Dust explosions are a serious hazard in malt handling, so it’s important to take precautions to prevent them. Proper dust control practices and equipment, such as explosion-proof devices and grounding wires, can help reduce the risk. It’s also essential to train workers on safe handling and disposal of malt dust and provide appropriate personal protective equipment. By prioritizing safety, you can protect your team and create a safer workplace.
Water and electricity
Water and electricity are both necessary in breweries, but they can also be a dangerous combination. Mixing the two can be fatal, so it’s important to take steps to ensure safety. One minimum standard is to have all electrical systems built to a waterproof standard. Domestic style electrical fittings should not be used in breweries. By following these precautions, you can help prevent accidents and create a safer workplace for everyone.
Suck into the tank
Beer tanks are designed to handle pressure, but they can collapse under the wrong conditions. This often occurs when there is an imbalance between internal and external pressures, causing the tank to collapse.
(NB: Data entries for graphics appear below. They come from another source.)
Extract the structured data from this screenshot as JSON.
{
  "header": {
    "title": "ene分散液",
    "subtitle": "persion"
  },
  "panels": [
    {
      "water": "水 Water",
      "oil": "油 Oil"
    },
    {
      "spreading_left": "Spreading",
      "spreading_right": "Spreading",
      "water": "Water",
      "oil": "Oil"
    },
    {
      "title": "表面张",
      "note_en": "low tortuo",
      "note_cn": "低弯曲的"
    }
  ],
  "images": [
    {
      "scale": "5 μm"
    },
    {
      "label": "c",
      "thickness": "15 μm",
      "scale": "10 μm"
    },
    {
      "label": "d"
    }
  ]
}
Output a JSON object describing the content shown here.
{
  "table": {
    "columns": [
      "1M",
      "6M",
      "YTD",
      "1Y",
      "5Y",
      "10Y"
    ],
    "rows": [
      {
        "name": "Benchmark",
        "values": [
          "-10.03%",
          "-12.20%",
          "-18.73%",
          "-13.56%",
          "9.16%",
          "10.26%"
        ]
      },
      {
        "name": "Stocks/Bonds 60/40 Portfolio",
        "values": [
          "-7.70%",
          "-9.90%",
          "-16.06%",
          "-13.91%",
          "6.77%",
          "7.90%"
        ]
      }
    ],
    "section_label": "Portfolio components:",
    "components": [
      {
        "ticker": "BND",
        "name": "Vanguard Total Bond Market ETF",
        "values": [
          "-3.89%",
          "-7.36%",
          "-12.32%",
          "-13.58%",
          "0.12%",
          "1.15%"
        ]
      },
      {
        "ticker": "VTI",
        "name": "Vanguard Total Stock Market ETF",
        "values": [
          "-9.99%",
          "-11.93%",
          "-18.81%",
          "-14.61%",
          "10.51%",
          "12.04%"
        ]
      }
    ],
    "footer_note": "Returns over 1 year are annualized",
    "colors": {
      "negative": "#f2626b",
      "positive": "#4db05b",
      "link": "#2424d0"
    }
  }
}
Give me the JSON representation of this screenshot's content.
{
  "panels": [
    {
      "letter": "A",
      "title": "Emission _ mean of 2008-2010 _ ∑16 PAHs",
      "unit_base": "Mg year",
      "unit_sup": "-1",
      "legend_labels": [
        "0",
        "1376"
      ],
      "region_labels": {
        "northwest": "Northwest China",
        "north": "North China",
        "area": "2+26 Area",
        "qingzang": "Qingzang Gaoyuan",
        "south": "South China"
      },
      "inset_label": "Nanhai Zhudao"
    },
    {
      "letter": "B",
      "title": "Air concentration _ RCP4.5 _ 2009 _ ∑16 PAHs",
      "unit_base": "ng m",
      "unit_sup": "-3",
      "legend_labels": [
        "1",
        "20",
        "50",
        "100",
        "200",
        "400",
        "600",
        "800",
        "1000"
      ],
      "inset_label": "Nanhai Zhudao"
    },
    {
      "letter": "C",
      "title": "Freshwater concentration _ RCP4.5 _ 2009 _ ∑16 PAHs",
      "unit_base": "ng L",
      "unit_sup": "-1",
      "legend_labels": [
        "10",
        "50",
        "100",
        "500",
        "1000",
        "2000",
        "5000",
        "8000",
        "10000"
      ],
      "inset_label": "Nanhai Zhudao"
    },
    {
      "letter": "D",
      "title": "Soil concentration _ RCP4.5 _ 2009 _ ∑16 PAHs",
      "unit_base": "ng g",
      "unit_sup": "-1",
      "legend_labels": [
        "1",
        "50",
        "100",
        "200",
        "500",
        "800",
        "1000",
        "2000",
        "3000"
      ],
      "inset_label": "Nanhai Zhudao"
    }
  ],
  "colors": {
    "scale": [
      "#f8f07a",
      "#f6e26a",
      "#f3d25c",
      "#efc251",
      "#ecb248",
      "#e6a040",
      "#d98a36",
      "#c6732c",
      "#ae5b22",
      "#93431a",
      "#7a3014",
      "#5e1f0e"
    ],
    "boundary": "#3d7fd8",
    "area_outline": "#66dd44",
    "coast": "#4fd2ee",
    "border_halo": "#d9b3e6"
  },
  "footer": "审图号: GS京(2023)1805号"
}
To prevent this, Pressure and Vacuum Relief Valves (PVRV) should be installed on the tanks. Additionally, proper usage flow, automation design, and training can also help prevent tank collapse.
Strains and sprains
Working in a brewery can be physically demanding and potentially dangerous. Two common hazards are strains and sprains from heavy lifting and slips and falls on wet surfaces. To mitigate these risks, breweries should provide employees with proper lifting and moving tools and training on good ergonomics. It’s also important to ensure walking surfaces are clean and dry, and to minimize tripping hazards by properly securing hoses. By prioritizing employee safety and providing the necessary tools and training, breweries can reduce the risk of injuries and create a safer work environment.
Preventing Falls from Heights in Breweries
Breweries often have large vats and kettles that require employees to climb ladders or work on elevated surfaces to add ingredients and monitor the brewing process. However, falls from heights can result in serious injuries or even fatalities. To prevent falls, it is essential to provide proper safety equipment, such as guardrails, safety harnesses, and non-slip surfaces on elevated platforms. In addition, regular training on ladder safety, fall prevention, and proper use of safety equipment should be provided to all employees who work at elevated heights.
Brewing is a process that involves handling hot liquids and welding, which can result in burns and other injuries. Even with jacketed tanks, there is still a risk of leaning against an uninsulated holding tank or spilling hot liquids. Additionally, welding fermentation tanks can lead to injuries and even death.
There are many hazards in a brewery, and it is important to have knowledge and understanding of potential hazards. Engineering and procedural steps should be in place to manage hazards, and regular hazard audits should be conducted on new equipment. Training on hazard management and safe working procedures is also crucial.
Hazard management is complex, and it is recommended that those starting a brewery seek help from a brewery-experienced Health and Safety expert to ensure the safety of employees.